Personally, I’ve also spent a bunch of time thinking on this topic, and within Calm Engineering, we’ve been doing something similar for the past year, with a focus on:
- # big bets - these are new, differentiated features released to users. While some parts of this are a shared goal across pretty much all organizations within the company, we hold ourselves accountable as one of (if not the) core constraints to delivery
- # experiments - how many features and optimizations have we tested, with a target distribution for winning, neutral, and losing outcomes. There is a set target to help balance quantity and ambition
- # fires - how many incidents have we had? We’re not trying to drive this to a target, rather are trying to avoid a slope change. Overall, I do believe fires are important to factor into overall productivity as a countervailing measure
- 1-2 technical investments: how many technical investments or explorations are we doing? Organizations have a limited bandwidth to absorb technical changes, so we grade ourselves on having a few but not many
Comparing Calm’s to those used by the other companies above, the obvious flaw is that they’re simply too many and too complex. I think this is mostly just a matter of optics, as Square and Amazon obviously track more than one measure of impact, it’s just a matter of different granularities.
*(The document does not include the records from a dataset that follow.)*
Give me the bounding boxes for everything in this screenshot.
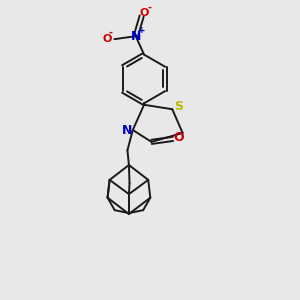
- Text: O: O: [173, 131, 184, 144]
- Text: S: S: [174, 100, 183, 113]
- Text: O: O: [103, 34, 112, 44]
- Text: N: N: [122, 124, 133, 136]
- Text: N: N: [130, 30, 141, 43]
- Text: +: +: [139, 26, 146, 35]
- Text: -: -: [108, 28, 112, 38]
- Text: O: O: [140, 8, 149, 18]
- Text: -: -: [148, 3, 152, 13]
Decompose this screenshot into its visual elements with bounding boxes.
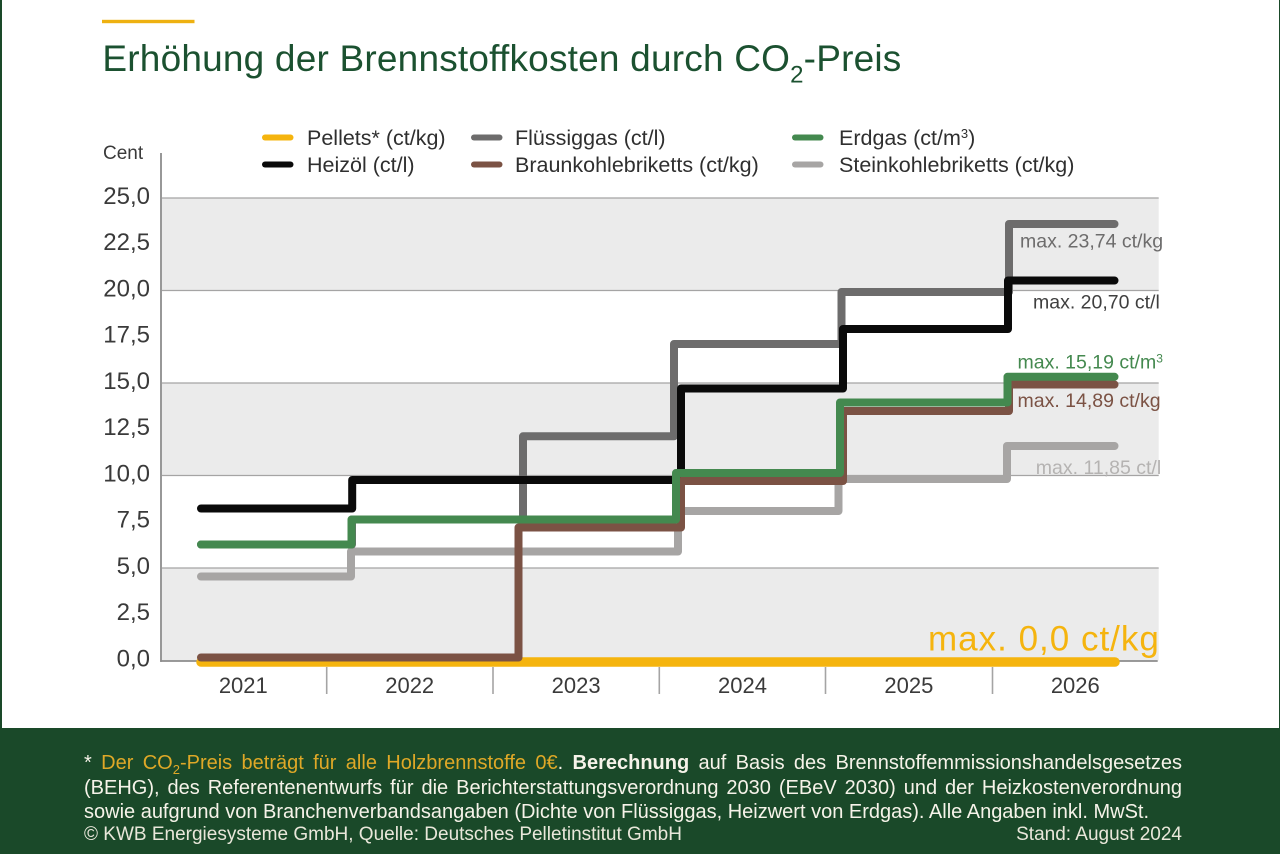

Shifting topics a bit, it’s also interesting to think about how measuring engineering impact does or doesn’t simplify the problem of measuring infrastructure engineering impact. The challenge of measuring infrastructure impact consumed much of my last two years at Stripe, as I pursued the goal of right-sizing infrastructure investment relative to infrastructure impact.
That topic led to several explorations on how to measure impact within an organization whose primary contribution is enablement:
One way or another, all of these approaches have rough edges. Some folks argue that infrastructure organizations should measure themselves as if they were Heroku: user adoption, reliability, cost to serve, etc. I’ve tried that: it’s a beautiful dream and parts of it work. The biggest challenge is that infrastructure groups typically become their company’s vehicle for enforcing various global trade offs like GDPR, data locality, security, high-availability, and so on.
In organizations that reward or tolerate local optimization, infrastructure groups become the unwilling avatar of global optimization and are frequently the intermediary between company goals (e.g. GDPR compliance) and misaligned pockets of locally optimizing users. You can grade that infrastructure group on user satisfaction, but in practice these are users that you would fire as an independent company (or more likely would have never bought your services to begin with), so it’s a bit of an awkward exercise.